Oh, the players responded positively, even though it made their life more difficult because Vecna showed up while they were in the middle of the battle. (They didn't necessarily know that's what the timer was for but I don't think it was hard to guess.)I think I was more curious about the effect of triggering an event in realtime than an actual play report since most of that 5e(?) crunch went right over my head. I've done 5-10 sec countdowns. Often out loud. But never had a 'this needs to happen before the end of the game session' trigger before.
All of us knew we were there specifically for a test-fight with Vecna. I view the metagame timer as a way of respecting the players' and my own time--to put it another way, a way of avoiding a pathological outcome where the main event is an afterthought. The lack of negative outcome is how I know it worked.

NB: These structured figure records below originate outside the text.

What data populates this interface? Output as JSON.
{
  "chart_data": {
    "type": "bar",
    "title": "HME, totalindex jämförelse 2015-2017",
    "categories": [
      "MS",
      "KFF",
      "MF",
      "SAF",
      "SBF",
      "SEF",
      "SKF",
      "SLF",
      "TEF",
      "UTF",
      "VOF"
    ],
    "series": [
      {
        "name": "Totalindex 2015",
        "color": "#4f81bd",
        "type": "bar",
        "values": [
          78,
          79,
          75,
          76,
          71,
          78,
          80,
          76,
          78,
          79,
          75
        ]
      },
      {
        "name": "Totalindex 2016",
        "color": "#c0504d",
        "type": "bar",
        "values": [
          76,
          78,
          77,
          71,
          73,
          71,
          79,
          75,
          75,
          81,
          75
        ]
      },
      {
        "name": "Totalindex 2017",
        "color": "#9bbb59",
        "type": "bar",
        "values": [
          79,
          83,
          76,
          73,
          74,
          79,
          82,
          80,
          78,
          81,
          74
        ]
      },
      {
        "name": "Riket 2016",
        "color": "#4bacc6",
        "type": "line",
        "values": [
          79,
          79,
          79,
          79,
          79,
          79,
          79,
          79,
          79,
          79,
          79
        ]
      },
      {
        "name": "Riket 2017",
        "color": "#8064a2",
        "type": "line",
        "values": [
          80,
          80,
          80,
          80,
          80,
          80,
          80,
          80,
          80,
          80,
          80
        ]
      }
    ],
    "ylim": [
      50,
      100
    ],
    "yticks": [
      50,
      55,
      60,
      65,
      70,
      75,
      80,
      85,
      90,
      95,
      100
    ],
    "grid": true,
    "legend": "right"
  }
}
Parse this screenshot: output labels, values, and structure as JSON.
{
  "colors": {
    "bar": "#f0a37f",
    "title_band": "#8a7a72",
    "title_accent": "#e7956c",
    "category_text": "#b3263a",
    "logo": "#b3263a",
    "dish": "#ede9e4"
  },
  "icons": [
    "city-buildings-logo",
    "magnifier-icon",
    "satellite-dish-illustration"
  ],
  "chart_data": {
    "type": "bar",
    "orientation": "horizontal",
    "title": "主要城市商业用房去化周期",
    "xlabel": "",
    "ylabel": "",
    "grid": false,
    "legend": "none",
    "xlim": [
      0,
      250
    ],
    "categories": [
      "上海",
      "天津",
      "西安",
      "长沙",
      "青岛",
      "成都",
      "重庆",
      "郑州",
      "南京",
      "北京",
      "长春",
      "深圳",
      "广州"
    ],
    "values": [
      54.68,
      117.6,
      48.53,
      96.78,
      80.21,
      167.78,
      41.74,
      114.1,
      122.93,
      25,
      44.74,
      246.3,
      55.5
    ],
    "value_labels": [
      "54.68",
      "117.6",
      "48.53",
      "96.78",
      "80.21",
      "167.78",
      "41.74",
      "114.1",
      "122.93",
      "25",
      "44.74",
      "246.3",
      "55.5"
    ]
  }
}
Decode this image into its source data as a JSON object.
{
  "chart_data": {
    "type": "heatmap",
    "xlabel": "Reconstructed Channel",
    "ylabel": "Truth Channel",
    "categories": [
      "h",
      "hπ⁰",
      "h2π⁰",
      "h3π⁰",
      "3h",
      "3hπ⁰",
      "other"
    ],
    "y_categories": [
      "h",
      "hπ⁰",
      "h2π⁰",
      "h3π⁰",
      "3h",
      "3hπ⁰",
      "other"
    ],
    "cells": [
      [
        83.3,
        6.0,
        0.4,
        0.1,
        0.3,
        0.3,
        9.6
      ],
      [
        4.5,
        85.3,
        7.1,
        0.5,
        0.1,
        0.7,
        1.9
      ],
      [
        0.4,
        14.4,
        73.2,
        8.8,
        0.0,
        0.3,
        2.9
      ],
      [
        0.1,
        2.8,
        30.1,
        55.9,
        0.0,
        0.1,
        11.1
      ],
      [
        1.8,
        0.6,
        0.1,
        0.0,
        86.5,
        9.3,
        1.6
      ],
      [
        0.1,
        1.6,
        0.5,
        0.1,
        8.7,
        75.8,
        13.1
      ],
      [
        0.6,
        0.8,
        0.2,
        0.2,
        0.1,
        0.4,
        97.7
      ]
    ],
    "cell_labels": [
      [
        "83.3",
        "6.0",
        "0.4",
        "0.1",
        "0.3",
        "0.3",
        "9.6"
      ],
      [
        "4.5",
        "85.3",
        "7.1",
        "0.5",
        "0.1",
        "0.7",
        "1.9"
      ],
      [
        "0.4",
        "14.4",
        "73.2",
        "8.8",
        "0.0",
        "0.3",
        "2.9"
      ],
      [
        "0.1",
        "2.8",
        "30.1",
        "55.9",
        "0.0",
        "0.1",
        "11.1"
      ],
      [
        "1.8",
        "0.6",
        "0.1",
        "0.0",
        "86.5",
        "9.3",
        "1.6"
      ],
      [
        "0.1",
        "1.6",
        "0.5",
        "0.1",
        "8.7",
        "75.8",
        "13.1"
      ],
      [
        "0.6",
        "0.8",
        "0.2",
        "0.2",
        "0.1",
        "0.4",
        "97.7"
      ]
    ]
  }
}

I wouldn't use it in a scenario where there was an in-game reason for Vecna to arrive or not arrive at a particular time, but I've used such things for events that are essentially random from the player's perspective: e.g. someone has been kidnapped, and they might get executed at any time, but since any time is as good as another, the kidnappers might as well kill the hostage at whatever moment happens to coincide with the players and DM running out of time instead of at a time determined by rolling dice. They are both quasi-random methods of choosing a time.
I've also used it for things like poison expiration: "the drow sleep poison you just looted off the fallen drow warriors will last until, um, the end of next month in real-world time." Same logic: when an event must happen but the timing is arbitrary, might as well pick a time that's convenient for everyone and that empowers the players to make good decisions.